US - A feature in the market place late this week has been the stronger U.S. dollar index and weakening Euro currency.

The greenback got a boost from a more hawkish FOMC statement on Wednesday, while the Euro has been hurt by ideas the European Central Bank could further ease its monetary policy by lowering interest rates at next week’s ECB meeting.

Inflation in the EU was reported at a four-year low on Thursday, which opened the door farther for as easing move by the ECB.

Also, recent economic data coming out of the European Union has not been robust. A weekly high close today (Friday) in the USDX and/or a weekly low close in the Euro currency futures would suggests those two markets are reversing previous near-term price trends.

China’s manufacturing PMI rose to 51.4 in October versus 51.1 in September, it was reported overnight.

The latest PMI figure beat expectations and suggests the world’s second-largest economy continues to expand in a stable manner.

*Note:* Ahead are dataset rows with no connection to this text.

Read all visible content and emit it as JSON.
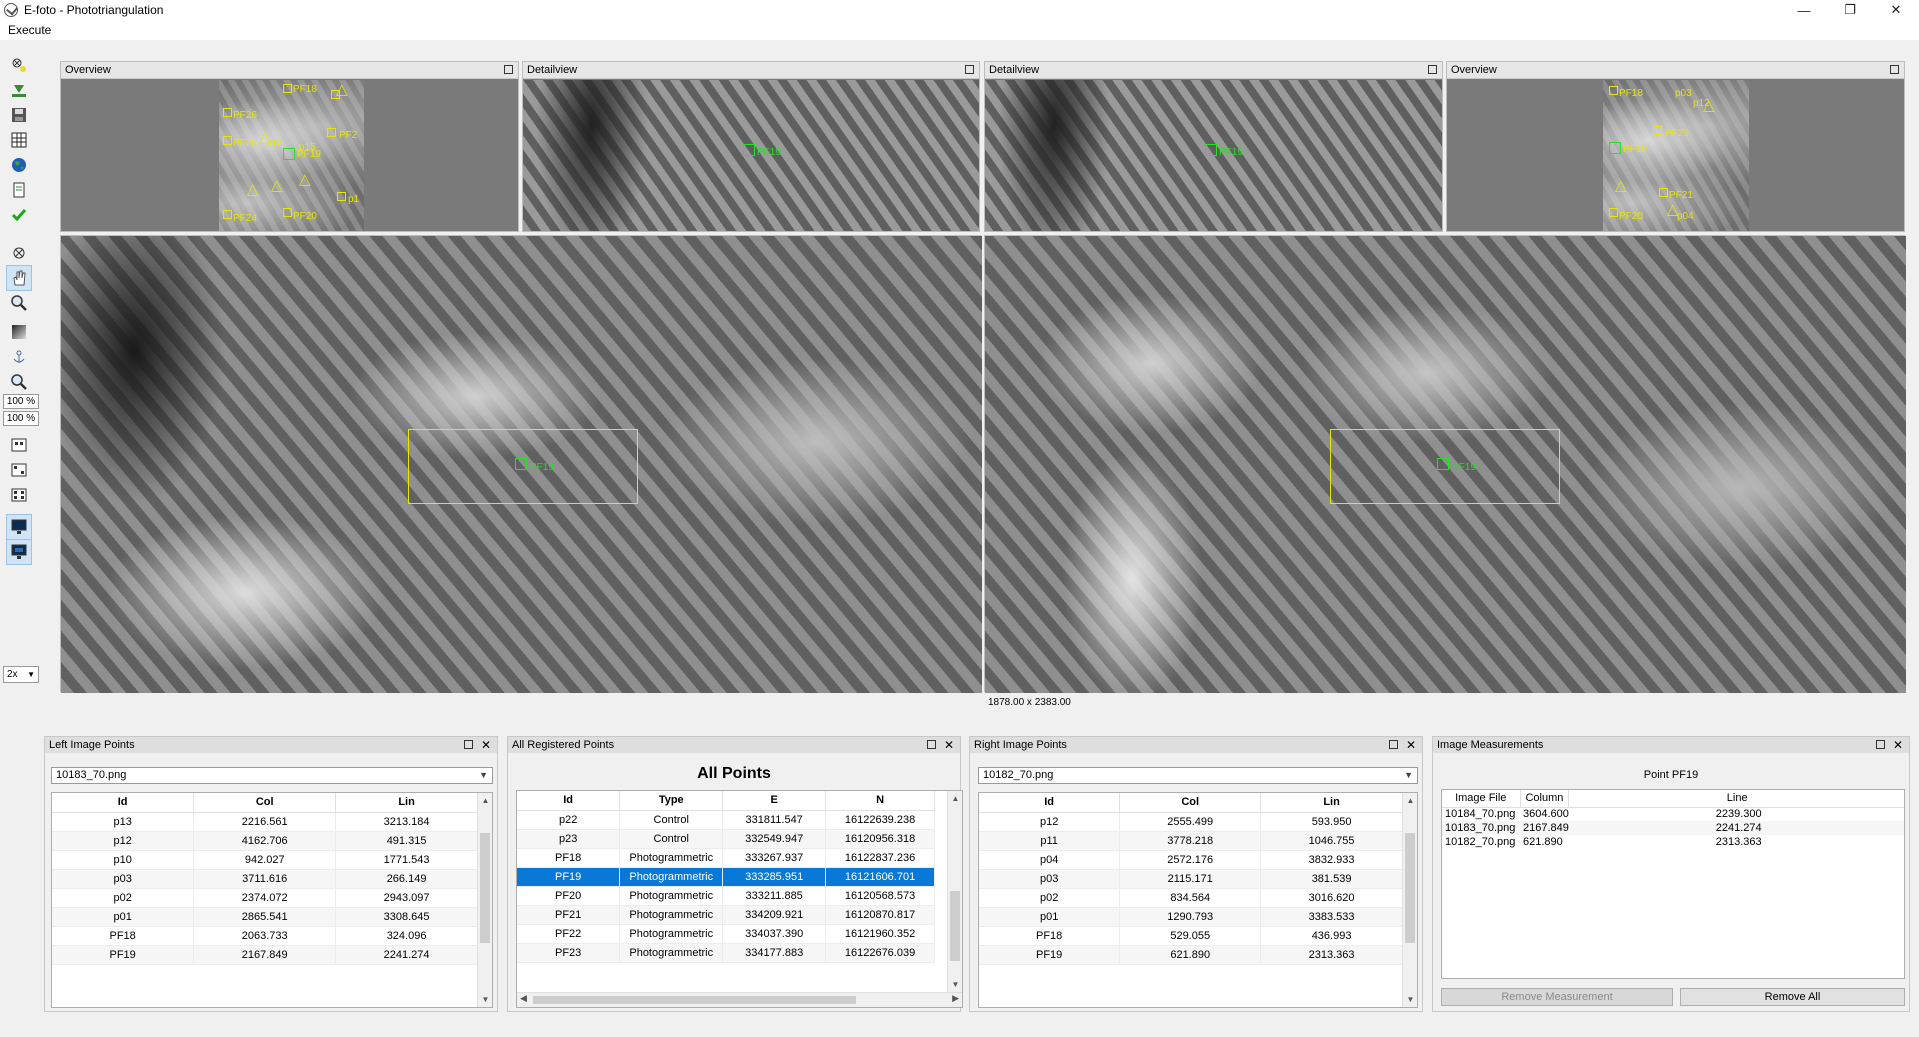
{
  "window": {
    "title": "E-foto - Phototriangulation",
    "minimize": "—",
    "restore": "❐",
    "close": "✕"
  },
  "menu": {
    "execute": "Execute"
  },
  "toolbar": {
    "zoom_left": "100 %",
    "zoom_right": "100 %",
    "scale": "2x"
  },
  "panels": {
    "left_overview": "Overview",
    "left_detail": "Detailview",
    "right_detail": "Detailview",
    "right_overview": "Overview"
  },
  "markers": {
    "pf19": "PF19",
    "left_overview": [
      "PF18",
      "PF26",
      "PF25",
      "PF19",
      "PF24",
      "PF20",
      "PF2",
      "p13",
      "p15",
      "p1"
    ],
    "right_overview": [
      "PF18",
      "PF19",
      "PF22",
      "PF21",
      "PF20",
      "p12",
      "p03",
      "p04"
    ]
  },
  "status": {
    "dimensions": "1878.00 x 2383.00"
  },
  "left_points": {
    "title": "Left Image Points",
    "file": "10183_70.png",
    "columns": [
      "Id",
      "Col",
      "Lin"
    ],
    "rows": [
      [
        "p13",
        "2216.561",
        "3213.184"
      ],
      [
        "p12",
        "4162.706",
        "491.315"
      ],
      [
        "p10",
        "942.027",
        "1771.543"
      ],
      [
        "p03",
        "3711.616",
        "266.149"
      ],
      [
        "p02",
        "2374.072",
        "2943.097"
      ],
      [
        "p01",
        "2865.541",
        "3308.645"
      ],
      [
        "PF18",
        "2063.733",
        "324.096"
      ],
      [
        "PF19",
        "2167.849",
        "2241.274"
      ]
    ]
  },
  "all_points": {
    "title": "All Registered Points",
    "heading": "All Points",
    "columns": [
      "Id",
      "Type",
      "E",
      "N"
    ],
    "rows": [
      [
        "p22",
        "Control",
        "331811.547",
        "16122639.238"
      ],
      [
        "p23",
        "Control",
        "332549.947",
        "16120956.318"
      ],
      [
        "PF18",
        "Photogrammetric",
        "333267.937",
        "16122837.236"
      ],
      [
        "PF19",
        "Photogrammetric",
        "333285.951",
        "16121606.701"
      ],
      [
        "PF20",
        "Photogrammetric",
        "333211.885",
        "16120568.573"
      ],
      [
        "PF21",
        "Photogrammetric",
        "334209.921",
        "16120870.817"
      ],
      [
        "PF22",
        "Photogrammetric",
        "334037.390",
        "16121960.352"
      ],
      [
        "PF23",
        "Photogrammetric",
        "334177.883",
        "16122676.039"
      ]
    ],
    "selected_index": 3
  },
  "right_points": {
    "title": "Right Image Points",
    "file": "10182_70.png",
    "columns": [
      "Id",
      "Col",
      "Lin"
    ],
    "rows": [
      [
        "p12",
        "2555.499",
        "593.950"
      ],
      [
        "p11",
        "3778.218",
        "1046.755"
      ],
      [
        "p04",
        "2572.176",
        "3832.933"
      ],
      [
        "p03",
        "2115.171",
        "381.539"
      ],
      [
        "p02",
        "834.564",
        "3016.620"
      ],
      [
        "p01",
        "1290.793",
        "3383.533"
      ],
      [
        "PF18",
        "529.055",
        "436.993"
      ],
      [
        "PF19",
        "621.890",
        "2313.363"
      ]
    ]
  },
  "measurements": {
    "title": "Image Measurements",
    "point_label": "Point PF19",
    "columns": [
      "Image File",
      "Column",
      "Line"
    ],
    "rows": [
      [
        "10184_70.png",
        "3604.600",
        "2239.300"
      ],
      [
        "10183_70.png",
        "2167.849",
        "2241.274"
      ],
      [
        "10182_70.png",
        "621.890",
        "2313.363"
      ]
    ],
    "remove_measurement": "Remove Measurement",
    "remove_all": "Remove All"
  },
  "colors": {
    "marker_yellow": "#e6e600",
    "marker_green": "#27e027",
    "selection": "#0a78d7"
  }
}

That’s a bullish underlying factor for the raw commodity sector.

However, another report released Friday showed China’s housing market continues to be worrisomely hot.

The recent rise in China’s short-term interest rates also has the market place somewhat concerned.

U.S. economic data due for release Friday includes the manufacturing purchasing managers index, the ISM manufacturing report on business, and domestic auto sales. Federal Reserve officials will also be making speeches Friday, which will be closely scrutinized by the market place.--Jim

U.S. Dollar Index

The December U.S. dollar index is solidly higher early today and hit a fresh two-week high on more short covering.

While bears remain in overall near-term technical control, the bulls are making a strong move. A bullish weekly high close on Friday would begin to suggest a market low is in place.

Slow stochastics for the dollar index are bullish early today. The dollar index finds shorter-term technical resistance at 80.865 and then at 81.000.

Shorter-term support is seen at the overnight low of 80.320 and then at 80.000. Wyckoff's Intra Day Market Rating: 6.0

NYMEX Crude Oil

December Nymex crude oil prices are lower early today and hit a fresh four-month low overnight.

Bears have the overall near-term technical advantage. Prices are in a nine-week-old downtrend on the daily bar chart.

In December Nymex crude, look for buy stops to reside just above resistance at the overnight high of $96.65 and then at $97.00. Look for sell stops just below technical support at $95.50 and then at $95.00. Wyckoff's Intra-Day Market Rating: 4.0


Markets were mostly weaker overnight. The stronger U.S. dollar index late this week is a bearish underlying factor for the grains.

There has been very good U.S. harvest progress and that has been bearish for corn and soybeans.

That weakness in corn and soybeans has spilled over into the wheat market. Technically, the corn bears are still in firm command, while soybeans are technically neutral on a near-term basis and wheat bears have the near-term technical advantage.